Most selective colleges interpreted Justice Powell's controlling opinion in the case as a green light to keep doing what they had been as far as racial and ethnic-group admissions preferences were concerned. At the same time, they fretted little about how their campuses were actually becoming less diverse in socioeconomic terms as they jacked up tuitions and increasingly favored applicants from families wealthy enough to fatten endowments and pay their children's full fare. And despite a professed concern with viewpoint diversity, some colleges adopted rigid speech codes aimed at squelching statements that made minority students uncomfortable.
Academe got a rude awakening in 1996. Californians passed a ballot measure in that year barring public colleges from considering race and ethnicity in admissions. And a federal appeals court rejected Justice Powell's diversity rationale in a lawsuit, Hopwood v. Texas, involving the University of Texas law school. In his book, "Diversity Challenged," Gary Orfield, a staunch advocate of affirmative action, says people in higher education looked around and suddenly realized "no consensus existed on the benefits of diversity" and "the research had not been done to prove the academic benefits."
Over the next several years, education researchers scrambled to find such proof and repeatedly met with college leaders to discuss their progress. Their work took on a sense of urgency, on the expectation the Supreme Court would soon be revisiting Bakke. Yet again and again, their studies were shown to have gaping holes and deemed too weak to hold up in the courts.
Fortunately for affirmative-action advocates, the Center for Individual Rights, which coordinated the legal assault on race-conscious admissions, made a tactical decision not to seriously challenge such research – out of a belief it could win on legal principle.
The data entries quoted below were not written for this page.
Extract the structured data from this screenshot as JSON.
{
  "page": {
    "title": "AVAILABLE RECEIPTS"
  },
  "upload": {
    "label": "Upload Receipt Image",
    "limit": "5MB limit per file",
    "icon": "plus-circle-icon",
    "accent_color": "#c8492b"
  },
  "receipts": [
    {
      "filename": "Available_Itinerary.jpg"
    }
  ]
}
When the Supreme Court waded back into the controversy, it reaffirmed Justice Powell's diversity rationale in a 2003 decision, Grutter v. Bollinger, involving the University of Michigan law school. The opinions revealed that the majority of justices had been swayed by a barrage of friend-of-the-court briefs spinning and exaggerating what the research said about the alleged educational benefits of diversity.
Proponents of race-conscious admissions policies have yet to produce a study of their educational benefits without some limitation or flaw. Many focus only on benefits to minority students. Others define benefits in nakedly ideological terms, declaring the policies successful if they seem correlated with the adoption of liberal views. A large share relies on survey data that substitute subjective opinions for an objective measurement of learning. The University of Michigan's star witness, Patricia Gurin, a professor of psychology and women's studies, presented studies showing the educational benefits of classes and campus programs that promote interracial understanding. Those may exist at colleges that don't consider an applicant's race.
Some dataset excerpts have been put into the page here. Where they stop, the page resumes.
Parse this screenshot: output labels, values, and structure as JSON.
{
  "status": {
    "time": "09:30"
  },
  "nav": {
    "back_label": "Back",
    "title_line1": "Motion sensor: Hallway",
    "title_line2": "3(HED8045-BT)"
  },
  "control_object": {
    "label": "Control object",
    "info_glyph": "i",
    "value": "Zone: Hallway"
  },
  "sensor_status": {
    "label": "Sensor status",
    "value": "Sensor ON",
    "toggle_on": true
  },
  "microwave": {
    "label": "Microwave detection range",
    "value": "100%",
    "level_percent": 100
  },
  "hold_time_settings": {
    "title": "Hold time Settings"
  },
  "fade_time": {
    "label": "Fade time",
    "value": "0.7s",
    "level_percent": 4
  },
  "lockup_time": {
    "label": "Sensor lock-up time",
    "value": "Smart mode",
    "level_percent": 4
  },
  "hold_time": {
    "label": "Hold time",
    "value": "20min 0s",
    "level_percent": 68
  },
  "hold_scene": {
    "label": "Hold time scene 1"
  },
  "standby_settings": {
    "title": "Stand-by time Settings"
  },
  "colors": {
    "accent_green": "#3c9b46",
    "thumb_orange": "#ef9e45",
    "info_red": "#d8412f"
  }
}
Affirmative action advocates argue that it is unreasonable to expect more of the research, because no education policy has incontrovertible proof of effectiveness. But affirmative-action preferences are not just any education policy; they require some students to suffer racial discrimination for the sake of a perceived common good. In grounding his definition of that good in the shifting sands of social science, Justice Powell may have left colleges legally vulnerable for decades to come. The courts, after all, are known for diverse opinions.